Da tritt aber dieser bloß ange­nom­me­nen, niemals rein vorhan­de­nen Erblichkeit die Anpassung zur Seite, welche ich in diesem Zusammenhange nicht anders als den Grundfehler der Erblichkeit nennen möchte, die falsche Erblichkeit, auf der aber wiederum erst die Möglichkeit des Fortschritts beruht, die Entwicklung. Wie das Gedächtnis neue, niemals ganz gleich­ar­tige Fälle so assi­mi­liert, daß die vorge­faßte Meinung dadurch bestä­tigt, der vorhan­dene Begriff dadurch mit bestimmt und nur unbe­wußt erwei­tert wird, genau so assi­mi­liert das Leben im neuen Organismus (was wir dann in unse­rer Sprache in Erblichkeit und Anpassung ausein­an­der­spal­ten) die neuen Eindrücke aus Klima, Nahrung, Kampf ums Dasein u.s.w. zu einer schein­ba­ren Fortsetzung des Mutterorganismus, welche Fortsetzung jedoch immer ein winzi­ges Teilchen zur Entwicklung hinzu­fügt. Der neue Organismus glaubt ehrlich, daß er die Art fort­setze; so glaubt das Gedächtnis ehrlich, daß es glei­che Vorstellungen zu einem Begriffe verbinde; es gibt aber keine unver­än­der­li­che Art und es gibt keinen Begriff aus iden­ti­schen Vorstellungen.

Die Sache wird viel­leicht durch ein Beispiel klarer. Die Entwicklung der Sprache, wie sie seit jeher vor sich ging und wie sie noch vor unse­ren Augen vor sich geht, beruht in Tausenden von Fällen darauf, daß ein Sprachfehler allge­mach zu einem neuen Sprachgebrauche wird. Als zum ersten Male jemand die vergan­gene Zeit des star­ken Verbums backen so bildete, daß er anstatt “buk” “backte” sagte, da machte er densel­ben Sprachfehler, wie wenn ein drei­jäh­ri­ges Kind “ich trinkte” sagt anstatt “ich trank”. Aber der ursprüng­li­che Sprachfehler wurde vom Sprachgebrauch ange­nom­men, und es war gar nicht so übel, als diese Art von Formwandel mit dem Worte “falsche Analogie” bezeich­net wurde. Der ganze hier behan­delte Grundfehler des Gedächtnisses besteht in solcher falschen Analogie. Die Sprachwissenschaft bietet zahl­lose Beispiele für diese Entwickelung.

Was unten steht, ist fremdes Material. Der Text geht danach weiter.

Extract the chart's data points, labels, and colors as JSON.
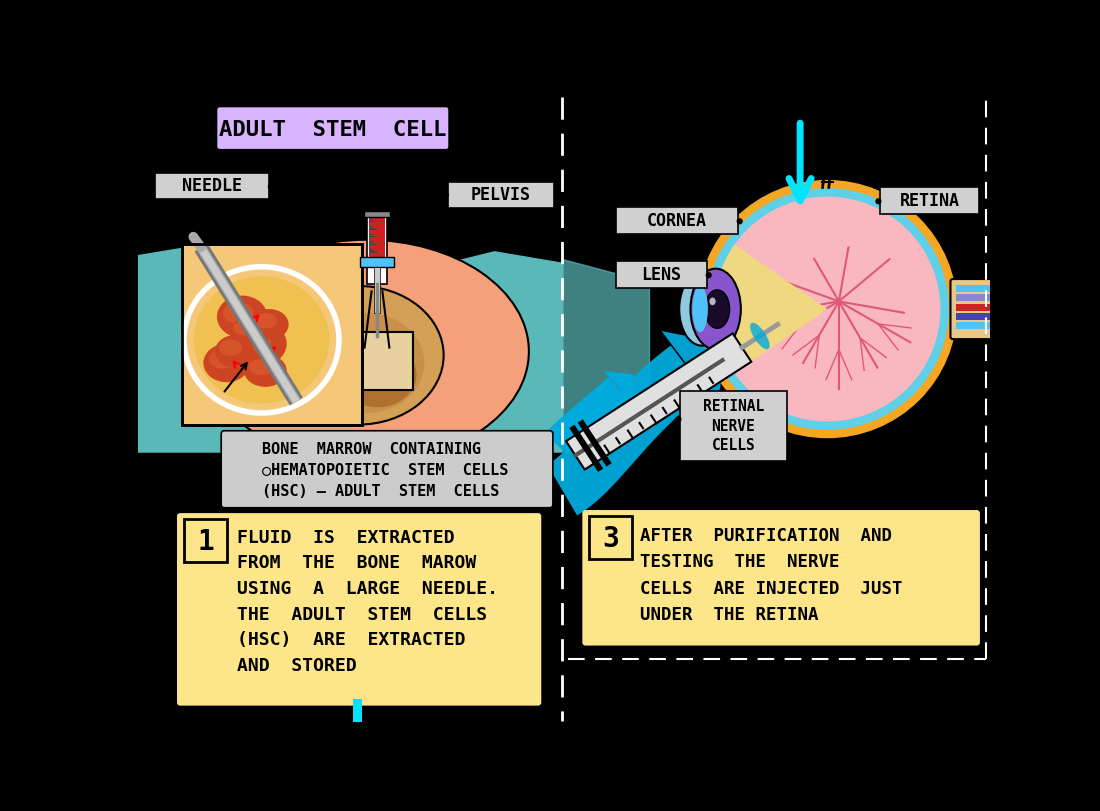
{
  "bg_color": "#000000",
  "title_text": "ADULT  STEM  CELL",
  "title_bg": "#d8b4fe",
  "needle_label": "NEEDLE",
  "pelvis_label": "○PELVIS",
  "cornea_label": "CORNEA○",
  "lens_label": "LENS ○",
  "retina_label": "○RETINA",
  "retinal_nerve_label": "RETINAL\n○NERVE\nCELLS",
  "bone_marrow_label": "BONE  MARROW  CONTAINING\n○HEMATOPOIETIC  STEM  CELLS\n(HSC) – ADULT  STEM  CELLS",
  "step1_num": "1",
  "step1_text": "FLUID  IS  EXTRACTED\nFROM  THE  BONE  MAROW\nUSING  A  LARGE  NEEDLE.\nTHE  ADULT  STEM  CELLS\n(HSC)  ARE  EXTRACTED\nAND  STORED",
  "step3_num": "3",
  "step3_text": "AFTER  PURIFICATION  AND\nTESTING  THE  NERVE\nCELLS  ARE INJECTED  JUST\nUNDER  THE RETINA",
  "cyan_color": "#00e5ff",
  "teal_body_color": "#5ab8b8",
  "label_bg": "#d0d0d0",
  "step_bg": "#fde68a",
  "skin_color": "#f4a07a",
  "pelvis_tan": "#d4a055",
  "marrow_orange": "#cc4422",
  "marrow_yellow": "#f0c060",
  "eye_orange": "#f5a623",
  "eye_cyan_ring": "#4fc3f7",
  "eye_pink": "#f48fb1",
  "eye_purple": "#8b6fd0",
  "eye_cornea_blue": "#7eb8d0",
  "needle_gray": "#aaaaaa",
  "needle_dark": "#777777",
  "syringe_red": "#cc2222",
  "syringe_blue_handle": "#4fc3f7",
  "optic_stripe1": "#4fc3f7",
  "optic_stripe2": "#8888cc",
  "optic_stripe3": "#cc2222",
  "optic_stripe4": "#4444aa",
  "optic_bg": "#e8c888"
}
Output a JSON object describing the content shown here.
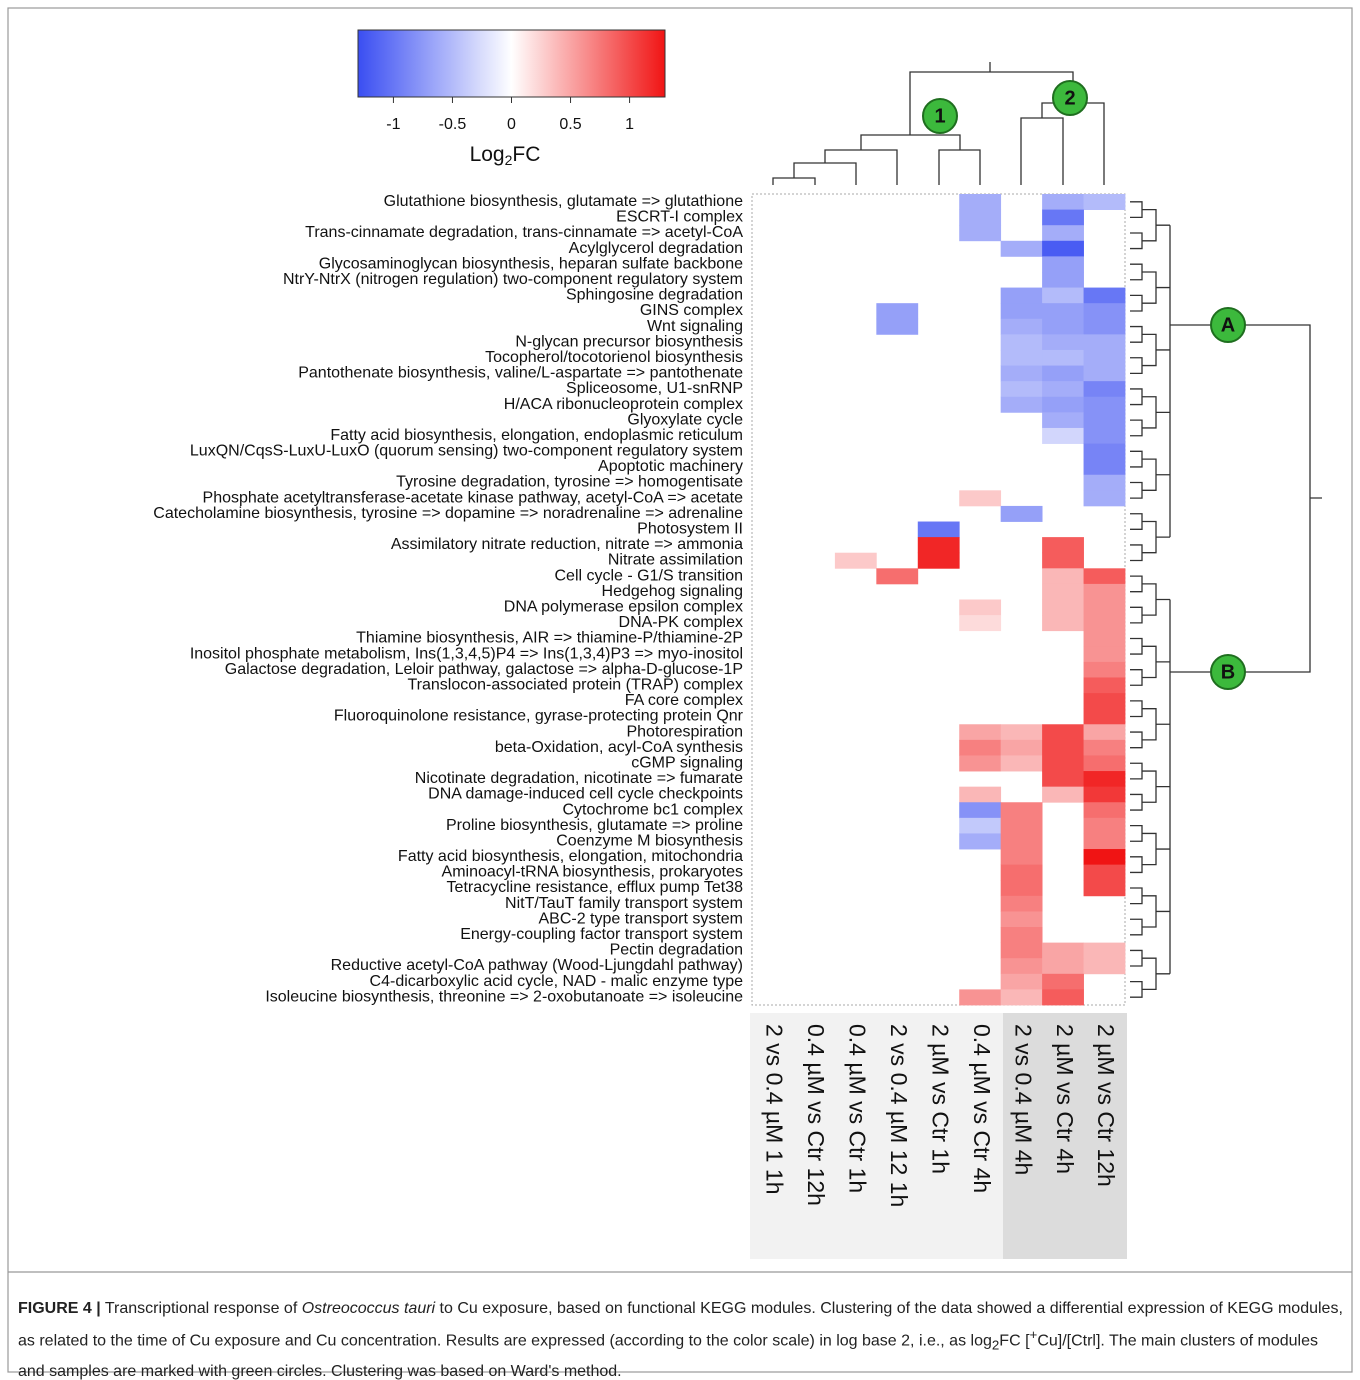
{
  "chart_data": {
    "type": "heatmap",
    "colorbar_title": [
      "Log",
      "2",
      "FC"
    ],
    "colorbar_lim": [
      -1.3,
      1.3
    ],
    "colorbar_ticks": [
      -1,
      -0.5,
      0,
      0.5,
      1
    ],
    "colorbar_colors": [
      "#3a4ef2",
      "#ffffff",
      "#f01414"
    ],
    "column_cluster_labels": [
      "1",
      "2"
    ],
    "row_cluster_labels": [
      "A",
      "B"
    ],
    "columns": [
      "2 vs 0.4 µM 1 1h",
      "0.4 µM vs Ctr 12h",
      "0.4 µM vs Ctr 1h",
      "2 vs 0.4 µM 12 1h",
      "2 µM vs Ctr 1h",
      "0.4 µM vs Ctr 4h",
      "2 vs 0.4 µM 4h",
      "2 µM vs Ctr 4h",
      "2 µM vs Ctr 12h"
    ],
    "rows": [
      "Glutathione biosynthesis, glutamate => glutathione",
      "ESCRT-I complex",
      "Trans-cinnamate degradation, trans-cinnamate => acetyl-CoA",
      "Acylglycerol degradation",
      "Glycosaminoglycan biosynthesis, heparan sulfate backbone",
      "NtrY-NtrX (nitrogen regulation) two-component regulatory system",
      "Sphingosine degradation",
      "GINS complex",
      "Wnt signaling",
      "N-glycan precursor biosynthesis",
      "Tocopherol/tocotorienol biosynthesis",
      "Pantothenate biosynthesis, valine/L-aspartate => pantothenate",
      "Spliceosome, U1-snRNP",
      "H/ACA ribonucleoprotein complex",
      "Glyoxylate cycle",
      "Fatty acid biosynthesis, elongation, endoplasmic reticulum",
      "LuxQN/CqsS-LuxU-LuxO (quorum sensing) two-component regulatory system",
      "Apoptotic machinery",
      "Tyrosine degradation, tyrosine => homogentisate",
      "Phosphate acetyltransferase-acetate kinase pathway, acetyl-CoA => acetate",
      "Catecholamine biosynthesis, tyrosine => dopamine => noradrenaline => adrenaline",
      "Photosystem II",
      "Assimilatory nitrate reduction, nitrate => ammonia",
      "Nitrate assimilation",
      "Cell cycle - G1/S transition",
      "Hedgehog signaling",
      "DNA polymerase epsilon complex",
      "DNA-PK complex",
      "Thiamine biosynthesis, AIR => thiamine-P/thiamine-2P",
      "Inositol phosphate metabolism, Ins(1,3,4,5)P4 => Ins(1,3,4)P3 => myo-inositol",
      "Galactose degradation, Leloir pathway, galactose => alpha-D-glucose-1P",
      "Translocon-associated protein (TRAP) complex",
      "FA core complex",
      "Fluoroquinolone resistance, gyrase-protecting protein Qnr",
      "Photorespiration",
      "beta-Oxidation, acyl-CoA synthesis",
      "cGMP signaling",
      "Nicotinate degradation, nicotinate => fumarate",
      "DNA damage-induced cell cycle checkpoints",
      "Cytochrome bc1 complex",
      "Proline biosynthesis, glutamate => proline",
      "Coenzyme M biosynthesis",
      "Fatty acid biosynthesis, elongation, mitochondria",
      "Aminoacyl-tRNA biosynthesis, prokaryotes",
      "Tetracycline resistance, efflux pump Tet38",
      "NitT/TauT family transport system",
      "ABC-2 type transport system",
      "Energy-coupling factor transport system",
      "Pectin degradation",
      "Reductive acetyl-CoA pathway (Wood-Ljungdahl pathway)",
      "C4-dicarboxylic acid cycle, NAD - malic enzyme type",
      "Isoleucine biosynthesis, threonine => 2-oxobutanoate => isoleucine"
    ],
    "values": [
      [
        null,
        null,
        null,
        null,
        null,
        -0.6,
        null,
        -0.6,
        -0.5
      ],
      [
        null,
        null,
        null,
        null,
        null,
        -0.6,
        null,
        -1.0,
        null
      ],
      [
        null,
        null,
        null,
        null,
        null,
        -0.6,
        null,
        -0.6,
        null
      ],
      [
        null,
        null,
        null,
        null,
        null,
        null,
        -0.6,
        -1.2,
        null
      ],
      [
        null,
        null,
        null,
        null,
        null,
        null,
        null,
        -0.7,
        null
      ],
      [
        null,
        null,
        null,
        null,
        null,
        null,
        null,
        -0.7,
        null
      ],
      [
        null,
        null,
        null,
        null,
        null,
        null,
        -0.7,
        -0.5,
        -1.0
      ],
      [
        null,
        null,
        null,
        -0.7,
        null,
        null,
        -0.7,
        -0.7,
        -0.8
      ],
      [
        null,
        null,
        null,
        -0.7,
        null,
        null,
        -0.6,
        -0.7,
        -0.8
      ],
      [
        null,
        null,
        null,
        null,
        null,
        null,
        -0.5,
        -0.6,
        -0.6
      ],
      [
        null,
        null,
        null,
        null,
        null,
        null,
        -0.5,
        -0.5,
        -0.6
      ],
      [
        null,
        null,
        null,
        null,
        null,
        null,
        -0.6,
        -0.7,
        -0.6
      ],
      [
        null,
        null,
        null,
        null,
        null,
        null,
        -0.5,
        -0.6,
        -0.9
      ],
      [
        null,
        null,
        null,
        null,
        null,
        null,
        -0.6,
        -0.7,
        -0.8
      ],
      [
        null,
        null,
        null,
        null,
        null,
        null,
        null,
        -0.6,
        -0.8
      ],
      [
        null,
        null,
        null,
        null,
        null,
        null,
        null,
        -0.3,
        -0.8
      ],
      [
        null,
        null,
        null,
        null,
        null,
        null,
        null,
        null,
        -0.9
      ],
      [
        null,
        null,
        null,
        null,
        null,
        null,
        null,
        null,
        -0.9
      ],
      [
        null,
        null,
        null,
        null,
        null,
        null,
        null,
        null,
        -0.6
      ],
      [
        null,
        null,
        null,
        null,
        null,
        0.3,
        null,
        null,
        -0.6
      ],
      [
        null,
        null,
        null,
        null,
        null,
        null,
        -0.7,
        null,
        null
      ],
      [
        null,
        null,
        null,
        null,
        -1.0,
        null,
        null,
        null,
        null
      ],
      [
        null,
        null,
        null,
        null,
        1.2,
        null,
        null,
        0.9,
        null
      ],
      [
        null,
        null,
        0.3,
        null,
        1.2,
        null,
        null,
        0.9,
        null
      ],
      [
        null,
        null,
        null,
        0.8,
        null,
        null,
        null,
        0.4,
        0.9
      ],
      [
        null,
        null,
        null,
        null,
        null,
        null,
        null,
        0.4,
        0.6
      ],
      [
        null,
        null,
        null,
        null,
        null,
        0.3,
        null,
        0.4,
        0.6
      ],
      [
        null,
        null,
        null,
        null,
        null,
        0.2,
        null,
        0.4,
        0.6
      ],
      [
        null,
        null,
        null,
        null,
        null,
        null,
        null,
        null,
        0.6
      ],
      [
        null,
        null,
        null,
        null,
        null,
        null,
        null,
        null,
        0.6
      ],
      [
        null,
        null,
        null,
        null,
        null,
        null,
        null,
        null,
        0.7
      ],
      [
        null,
        null,
        null,
        null,
        null,
        null,
        null,
        null,
        0.9
      ],
      [
        null,
        null,
        null,
        null,
        null,
        null,
        null,
        null,
        1.0
      ],
      [
        null,
        null,
        null,
        null,
        null,
        null,
        null,
        null,
        1.0
      ],
      [
        null,
        null,
        null,
        null,
        null,
        0.5,
        0.4,
        1.0,
        0.5
      ],
      [
        null,
        null,
        null,
        null,
        null,
        0.7,
        0.5,
        1.0,
        0.7
      ],
      [
        null,
        null,
        null,
        null,
        null,
        0.6,
        0.4,
        1.0,
        0.8
      ],
      [
        null,
        null,
        null,
        null,
        null,
        null,
        null,
        1.0,
        1.2
      ],
      [
        null,
        null,
        null,
        null,
        null,
        0.4,
        null,
        0.4,
        1.1
      ],
      [
        null,
        null,
        null,
        null,
        null,
        -0.8,
        0.7,
        null,
        0.8
      ],
      [
        null,
        null,
        null,
        null,
        null,
        -0.4,
        0.7,
        null,
        0.7
      ],
      [
        null,
        null,
        null,
        null,
        null,
        -0.6,
        0.7,
        null,
        0.7
      ],
      [
        null,
        null,
        null,
        null,
        null,
        null,
        0.7,
        null,
        1.3
      ],
      [
        null,
        null,
        null,
        null,
        null,
        null,
        0.8,
        null,
        1.0
      ],
      [
        null,
        null,
        null,
        null,
        null,
        null,
        0.8,
        null,
        1.0
      ],
      [
        null,
        null,
        null,
        null,
        null,
        null,
        0.7,
        null,
        null
      ],
      [
        null,
        null,
        null,
        null,
        null,
        null,
        0.6,
        null,
        null
      ],
      [
        null,
        null,
        null,
        null,
        null,
        null,
        0.7,
        null,
        null
      ],
      [
        null,
        null,
        null,
        null,
        null,
        null,
        0.7,
        0.5,
        0.4
      ],
      [
        null,
        null,
        null,
        null,
        null,
        null,
        0.6,
        0.5,
        0.4
      ],
      [
        null,
        null,
        null,
        null,
        null,
        null,
        0.5,
        0.8,
        null
      ],
      [
        null,
        null,
        null,
        null,
        null,
        0.6,
        0.4,
        0.9,
        null
      ]
    ]
  },
  "caption": {
    "label": "FIGURE 4 |",
    "parts": [
      " Transcriptional response of ",
      "Ostreococcus tauri",
      " to Cu exposure, based on functional KEGG modules. Clustering of the data showed a differential expression of KEGG modules, as related to the time of Cu exposure and Cu concentration. Results are expressed (according to the color scale) in log base 2, i.e., as ",
      "log",
      "2",
      "FC [",
      "+",
      "Cu]/[Ctrl]. The main clusters of modules and samples are marked with green circles. Clustering was based on Ward's method."
    ]
  }
}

Nun aber ist der neue­ren Naturwissenschaft der Gedanke auch nicht mehr fremd, daß dieje­ni­gen Varietäten, welche rela­tiv konstant werden und so zur Bildung neuer Arten führen, ursprüng­lich als Fehler, als eine Art von Krankheit ange­se­hen werden können. Einer der schöns­ten Zierbäume unse­rer Gärten, der weiß­blät­te­rige Ahorn, ist so ein Sprachfehler der Natur, der Sprachgebrauch gewor­den ist, eine Modefarbe, ein Modewort, eine Entartung, welche zu einer neuen Art führte; wie denn viel­leicht auch die oft beschrie­bene Unruhe unse­rer Generation, die man Nervosität, Entartung, Decadence oder wie immer nennt, eine gewisse Entwicklungskrankheit ist, die mögli­cher­weise in der Zukunft zu einer soge­nann­ten höhe­ren Differenzierung der Rasse werden kann. Ich will diesen Gedanken hier nicht verfol­gen. Ich wollte nur fest­hal­ten und darauf hinwei­sen, daß der Grundfehler unse­res Gedächtnisses, seine Unfähigkeit zwischen Gleichem und Ungleichem zu unter­schei­den, sein wesent­lichs­ter Fehler, der aber zugleich der Anfang und das Ende unse­res bewuß­ten Geisteslebens ist, ebenso auch der wesent­li­che Grundfehler oder viel­mehr (da der Gebrauch des Wortes Fehler eine mensch­li­che Anmaßung ist) das Wesen des unbe­wuß­ten Gedächtnisses, das Wesen aller Entwicklung ist.